Il est toujours téméraire de sauter aux conclusions à partir des résultats d'une élection complémentaire. Mais il n'en reste pas moins que les choix des électeurs, lundi, dans les circonscriptions de Chauveau et de Jean-Talon nous ont réservé quelques surprises.

S'il est très facile de désigner le grand gagnant, Philippe Couillard, qui remporte un siège et qui conserve l'autre, malgré la grogne envers son gouvernement, il n'est pas évident de savoir qui est vraiment le perdant. Au premier abord, on pourrait conclure que c'est François Legault, qui a vu les libéraux lui ravir le siège de Chauveau. Mais les choses ne sont pas si simples.

Rappelons rapidement les résultats. Dans Jean-Talon, une banlieue cossue de Québec, invariablement libérale, les libéraux n'ont pas été délogés. Mais ce qui est plus étonnant, c'est que leurs appuis sont restés presque intacts, passant de 44 %, en avril 2014, à 42 %, malgré les déboires du député sortant, l'ex-ministre Yves Bolduc. La CAQ a perdu quelques plumes, avec un pourcentage du vote qui est passé de 20 % à 14 %, tandis que le PQ passait de 22 % à 30 %.

Dans Chauveau, la circonscription laissée vacante par le caquiste Gérard Deltell, l'un des piliers du parti, la CAQ s'est effondrée, de 52 % à 34 %. Ce sont les libéraux qui ont profité de ces déboires. L'appui au PLQ est passé de 30 % à 41 %, ce qui lui a donné la victoire. Le gain du PQ est minime, de 12 à 15 %.

Ce qui ressort d'abord, c'est le doublé libéral et leur gain d'un siège. Un gouvernement impopulaire, dénoncé de toutes parts pour ses compressions, et qui score au-dessus de 40 %, même si les élections partielles étaient le lieu idéal pour exprimer son mécontentement ? Il y a là un message.

Il est clair par contre que le parti de François Legault a été malmené. Il voit ses appuis s'effondrer dans Chauveau, qu'il perd, et il recule de six points de pourcentage dans Jean-Talon. Mais le malheur n'est pas venu d'où on l'attendait. Ce ne sont pas les péquistes qui ont fait mal à la CAQ, mais les libéraux. Ça fait une différence.

La menace qui semblait peser sur la CAQ, c'était l'arrivée de Pierre Karl Péladeau à la tête du PQ, capable de séduire la clientèle caquiste, un électorat francophone plus conservateur, sensible aux questions identitaires, d'autant plus qu'elle était composée en partie d'anciens partisans du PQ.
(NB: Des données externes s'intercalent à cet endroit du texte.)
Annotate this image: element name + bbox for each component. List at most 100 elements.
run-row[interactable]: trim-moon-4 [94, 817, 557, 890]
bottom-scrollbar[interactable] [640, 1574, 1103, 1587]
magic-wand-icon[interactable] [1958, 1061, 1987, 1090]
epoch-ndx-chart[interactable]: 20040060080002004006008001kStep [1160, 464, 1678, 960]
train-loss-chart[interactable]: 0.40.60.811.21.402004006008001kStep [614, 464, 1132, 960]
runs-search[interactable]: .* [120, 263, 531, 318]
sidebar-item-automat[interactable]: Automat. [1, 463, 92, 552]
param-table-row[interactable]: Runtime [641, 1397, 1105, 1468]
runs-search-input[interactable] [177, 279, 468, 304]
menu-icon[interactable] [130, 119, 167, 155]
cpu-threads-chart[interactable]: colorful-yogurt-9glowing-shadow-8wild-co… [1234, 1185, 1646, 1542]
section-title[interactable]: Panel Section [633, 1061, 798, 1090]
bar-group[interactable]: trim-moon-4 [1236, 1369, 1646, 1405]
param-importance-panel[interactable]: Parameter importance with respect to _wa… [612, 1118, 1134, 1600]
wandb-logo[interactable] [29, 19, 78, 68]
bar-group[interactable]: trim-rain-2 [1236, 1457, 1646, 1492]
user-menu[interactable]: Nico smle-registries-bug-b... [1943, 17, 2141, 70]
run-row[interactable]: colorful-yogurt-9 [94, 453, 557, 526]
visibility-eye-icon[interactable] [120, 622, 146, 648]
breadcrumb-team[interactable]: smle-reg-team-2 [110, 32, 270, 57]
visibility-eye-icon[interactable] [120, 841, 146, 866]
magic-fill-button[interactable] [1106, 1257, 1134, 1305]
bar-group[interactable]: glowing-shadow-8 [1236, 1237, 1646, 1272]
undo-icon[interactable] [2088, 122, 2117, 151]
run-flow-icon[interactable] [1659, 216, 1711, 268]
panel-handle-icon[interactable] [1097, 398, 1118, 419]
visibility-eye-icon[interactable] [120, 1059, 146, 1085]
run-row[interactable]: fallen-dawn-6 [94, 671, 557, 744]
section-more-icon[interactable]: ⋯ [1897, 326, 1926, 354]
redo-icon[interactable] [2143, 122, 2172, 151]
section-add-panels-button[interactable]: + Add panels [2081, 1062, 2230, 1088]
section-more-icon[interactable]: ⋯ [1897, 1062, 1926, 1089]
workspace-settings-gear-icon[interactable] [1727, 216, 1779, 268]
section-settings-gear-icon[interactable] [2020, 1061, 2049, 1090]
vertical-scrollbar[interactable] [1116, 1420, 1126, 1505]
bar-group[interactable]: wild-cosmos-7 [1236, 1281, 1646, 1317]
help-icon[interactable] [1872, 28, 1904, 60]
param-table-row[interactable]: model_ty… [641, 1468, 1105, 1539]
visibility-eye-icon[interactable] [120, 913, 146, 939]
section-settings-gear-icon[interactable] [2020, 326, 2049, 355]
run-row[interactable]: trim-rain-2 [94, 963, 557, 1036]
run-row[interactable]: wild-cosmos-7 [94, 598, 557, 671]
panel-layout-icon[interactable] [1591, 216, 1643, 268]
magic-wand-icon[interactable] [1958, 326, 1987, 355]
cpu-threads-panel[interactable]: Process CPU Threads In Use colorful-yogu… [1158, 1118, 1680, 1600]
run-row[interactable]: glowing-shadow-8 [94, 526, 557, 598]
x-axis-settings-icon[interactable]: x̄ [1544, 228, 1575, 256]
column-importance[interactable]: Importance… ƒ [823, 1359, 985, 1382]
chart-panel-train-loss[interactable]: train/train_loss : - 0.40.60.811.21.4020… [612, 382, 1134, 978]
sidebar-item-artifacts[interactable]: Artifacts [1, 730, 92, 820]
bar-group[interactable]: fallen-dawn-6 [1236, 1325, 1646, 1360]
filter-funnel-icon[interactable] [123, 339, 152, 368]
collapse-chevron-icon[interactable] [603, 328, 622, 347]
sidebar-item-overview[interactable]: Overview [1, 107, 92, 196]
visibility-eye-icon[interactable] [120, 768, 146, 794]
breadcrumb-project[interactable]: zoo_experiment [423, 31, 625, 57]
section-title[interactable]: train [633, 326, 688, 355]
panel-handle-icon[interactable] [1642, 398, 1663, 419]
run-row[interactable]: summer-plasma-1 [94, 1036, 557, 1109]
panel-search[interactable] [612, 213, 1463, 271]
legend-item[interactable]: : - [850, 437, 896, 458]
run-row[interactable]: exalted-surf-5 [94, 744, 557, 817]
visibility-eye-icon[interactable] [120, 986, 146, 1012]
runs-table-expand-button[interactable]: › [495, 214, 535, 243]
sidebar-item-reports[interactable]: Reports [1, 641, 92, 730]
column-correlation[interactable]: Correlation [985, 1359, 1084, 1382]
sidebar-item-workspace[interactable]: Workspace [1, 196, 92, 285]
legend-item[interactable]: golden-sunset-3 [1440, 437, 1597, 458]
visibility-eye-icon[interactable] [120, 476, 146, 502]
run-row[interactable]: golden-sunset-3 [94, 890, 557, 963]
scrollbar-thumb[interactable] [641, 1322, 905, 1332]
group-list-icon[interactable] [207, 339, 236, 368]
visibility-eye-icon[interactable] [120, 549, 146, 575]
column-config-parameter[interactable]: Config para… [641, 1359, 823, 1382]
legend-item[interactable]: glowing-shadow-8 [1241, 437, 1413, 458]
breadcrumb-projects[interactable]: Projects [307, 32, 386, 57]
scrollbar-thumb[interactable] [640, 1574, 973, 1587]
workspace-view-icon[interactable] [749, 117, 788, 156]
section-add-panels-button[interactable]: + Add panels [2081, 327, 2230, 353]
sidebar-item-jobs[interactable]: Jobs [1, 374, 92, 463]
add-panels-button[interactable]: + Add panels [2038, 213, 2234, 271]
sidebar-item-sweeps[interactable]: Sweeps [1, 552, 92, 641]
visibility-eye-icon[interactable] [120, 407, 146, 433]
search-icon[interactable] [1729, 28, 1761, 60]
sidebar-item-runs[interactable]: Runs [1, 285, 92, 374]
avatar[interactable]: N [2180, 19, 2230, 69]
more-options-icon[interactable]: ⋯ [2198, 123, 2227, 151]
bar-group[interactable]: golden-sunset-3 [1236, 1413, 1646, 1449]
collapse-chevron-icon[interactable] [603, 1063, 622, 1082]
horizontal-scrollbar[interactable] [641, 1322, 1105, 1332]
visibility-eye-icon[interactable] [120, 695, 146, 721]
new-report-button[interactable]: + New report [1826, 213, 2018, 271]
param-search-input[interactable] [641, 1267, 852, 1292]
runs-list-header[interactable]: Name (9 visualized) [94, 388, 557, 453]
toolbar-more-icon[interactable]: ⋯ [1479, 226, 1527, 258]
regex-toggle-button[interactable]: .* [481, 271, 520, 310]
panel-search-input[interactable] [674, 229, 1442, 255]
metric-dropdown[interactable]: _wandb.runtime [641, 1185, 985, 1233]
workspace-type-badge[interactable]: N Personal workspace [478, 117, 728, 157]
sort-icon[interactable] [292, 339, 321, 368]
Eh bien, ce n'est pas arrivé. L'effet PKP n'a pas vraiment eu lieu ou, à tout le moins, a vraiment été limité. Malgré la visibilité énorme dont jouit un nouveau chef au sortir d'une lutte au leadership, malgré l'insatisfaction à l'égard du gouvernement Couillard, malgré les efforts sur le terrain déployés par M. Péladeau et sa conjointe, Julie Snyder, les résultats ont été modestes. Un gain famélique de trois points dans Chauveau et une progression pas vraiment impressionnante, de huit points, dans Jean-Talon, aux dépens de la CAQ.

Les progrès du PQ sont trop modestes pour constituer une véritable menace pour la CAQ et remettre en cause l'existence de ce parti. Bien sûr, François Legault a de bonnes raisons d'être déçu et inquiet, mais pas d'être découragé.

Son parti garde sa pertinence. Il a un rôle essentiel à jouer. D'abord, en raison de l'influence considérable que la CAQ a exercée, sous sa direction, dans les débats financiers et économiques. Ce rôle ingrat, celui de produire des idées reprises par le gouvernement libéral, mérite d'être reconnu.

Ensuite, par son refus de la polarisation constitutionnelle, qui correspond au voeu de la majorité de la population. Le thème de la souveraineté n'a pas été au coeur des débats lors des élections partielles. Mais il viendra certainement hanter Pierre Karl Péladeau lorsque celui-ci voudra le mettre de l'avant, et peut-être redonner un élan à François Legault.